Risk Response Planning

Risk response strategies, also known as risk treatment options, are developed after taking into consideration a number of factors including the risk ranking, risk tolerance thresholds, implementation costs, resource constraints, and the degree to which the risk response strategies are expected to reduce the impact and/or probability of risk events. Risk owners with the right level of authority, access to resources and clearly defined responsibilities have to be formally assigned for each identified risk. It is also important to keep risk management experts actively involved in the process and leverage knowledge of people in the organization who are most familiar with the identified risks.
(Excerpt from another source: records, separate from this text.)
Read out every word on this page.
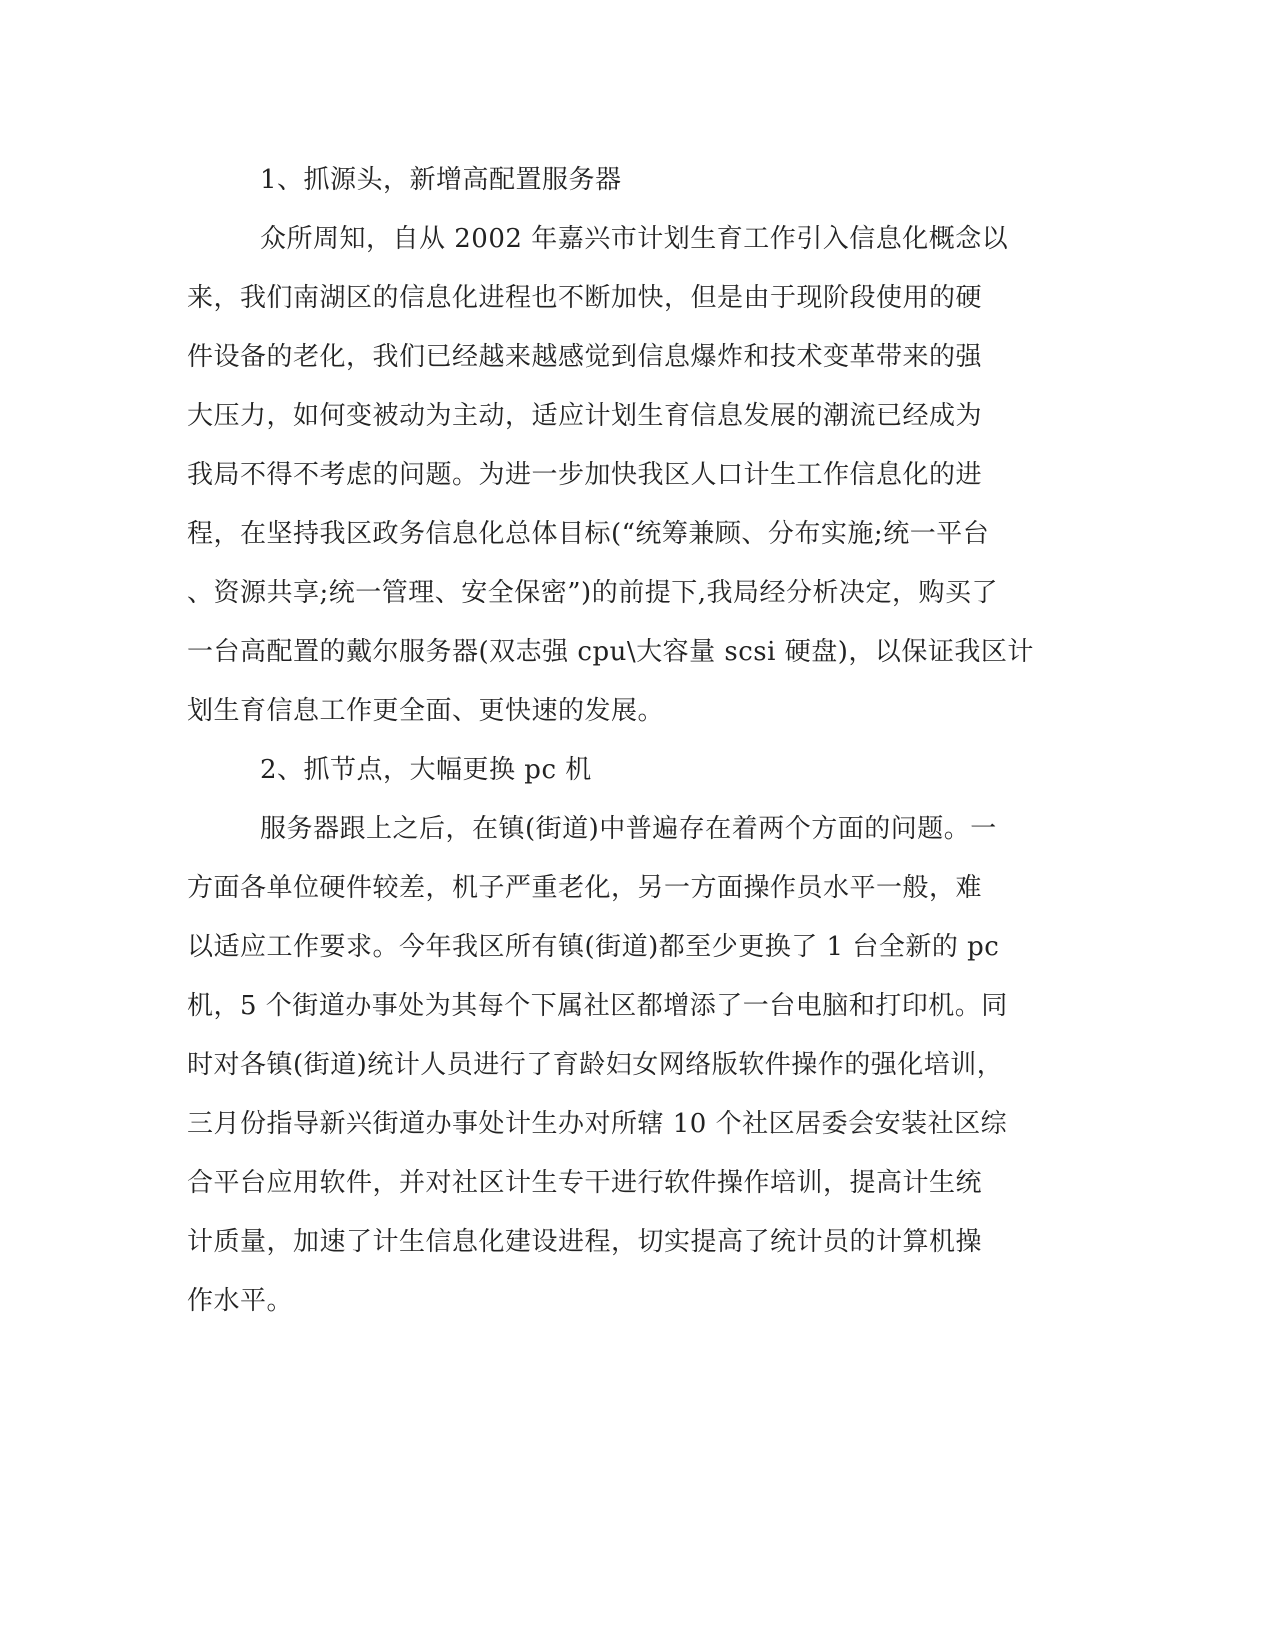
1、抓源头，新增高配置服务器
众所周知，自从 2002 年嘉兴市计划生育工作引入信息化概念以
来，我们南湖区的信息化进程也不断加快，但是由于现阶段使用的硬
件设备的老化，我们已经越来越感觉到信息爆炸和技术变革带来的强
大压力，如何变被动为主动，适应计划生育信息发展的潮流已经成为
我局不得不考虑的问题。为进一步加快我区人口计生工作信息化的进
程，在坚持我区政务信息化总体目标(“统筹兼顾、分布实施;统一平台
、资源共享;统一管理、安全保密”)的前提下,我局经分析决定，购买了
一台高配置的戴尔服务器(双志强 cpu\大容量 scsi 硬盘)，以保证我区计
划生育信息工作更全面、更快速的发展。
2、抓节点，大幅更换 pc 机
服务器跟上之后，在镇(街道)中普遍存在着两个方面的问题。一
方面各单位硬件较差，机子严重老化，另一方面操作员水平一般，难
以适应工作要求。今年我区所有镇(街道)都至少更换了 1 台全新的 pc
机，5 个街道办事处为其每个下属社区都增添了一台电脑和打印机。同
时对各镇(街道)统计人员进行了育龄妇女网络版软件操作的强化培训，
三月份指导新兴街道办事处计生办对所辖 10 个社区居委会安装社区综
合平台应用软件，并对社区计生专干进行软件操作培训，提高计生统
计质量，加速了计生信息化建设进程，切实提高了统计员的计算机操
作水平。
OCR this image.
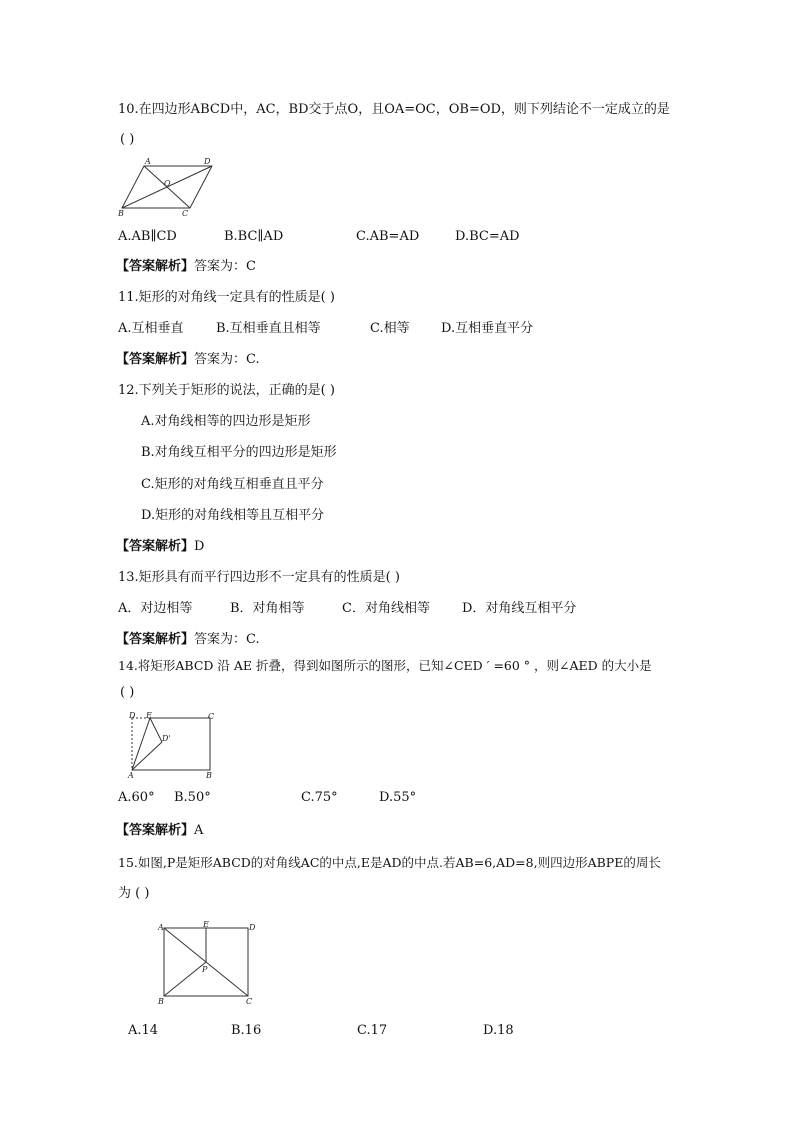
10.在四边形ABCD中，AC，BD交于点O，且OA=OC，OB=OD，则下列结论不一定成立的是
( )
A	D
B	C
O
A.AB∥CD	B.BC∥AD	C.AB=AD	D.BC=AD
【答案解析】答案为：C
11.矩形的对角线一定具有的性质是( )
A.互相垂直 B.互相垂直且相等	C.相等 D.互相垂直平分
【答案解析】答案为：C.
12.下列关于矩形的说法，正确的是( )
A.对角线相等的四边形是矩形
B.对角线互相平分的四边形是矩形
C.矩形的对角线互相垂直且平分
D.矩形的对角线相等且互相平分
【答案解析】D
13.矩形具有而平行四边形不一定具有的性质是( )
A．对边相等	B．对角相等	C．对角线相等 D．对角线互相平分
【答案解析】答案为：C.
14.将矩形ABCD 沿 AE 折叠，得到如图所示的图形，已知∠CED ′ =60 ° ，则∠AED 的大小是
( )
D E	C
A	B
D'
A.60° B.50°	C.75°	D.55°
【答案解析】A
15.如图,P是矩形ABCD的对角线AC的中点,E是AD的中点.若AB=6,AD=8,则四边形ABPE的周长
为 ( )
A	E	D
B	C
P
A.14	B.16	C.17	D.18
The systems thinking approach should be applied to the development of risk response strategies because overly simplistic solutions are often inadequate for challenges confronting complex adaptive systems. There is no universally accepted categorization of risk response strategies but risk control and risk financing are two commonly used general categories. Risk control refers to the range of risk response strategies and techniques designed to eliminate loss exposure, reduce the likelihood of a risk event, minimize the extent of potential losses, segregate loss exposures, or reduce loss exposure by contractually shifting legal responsibility for a loss. Risk financing involves allocating funds to pay for losses or shifting the financial responsibility for a loss to a third party. Most organizations will use a combination of risk control and risk financing strategies to address significant loss exposures. Another common categorization of risk response strategies includes avoidance, mitigation, transfer, and acceptance of the identified risks.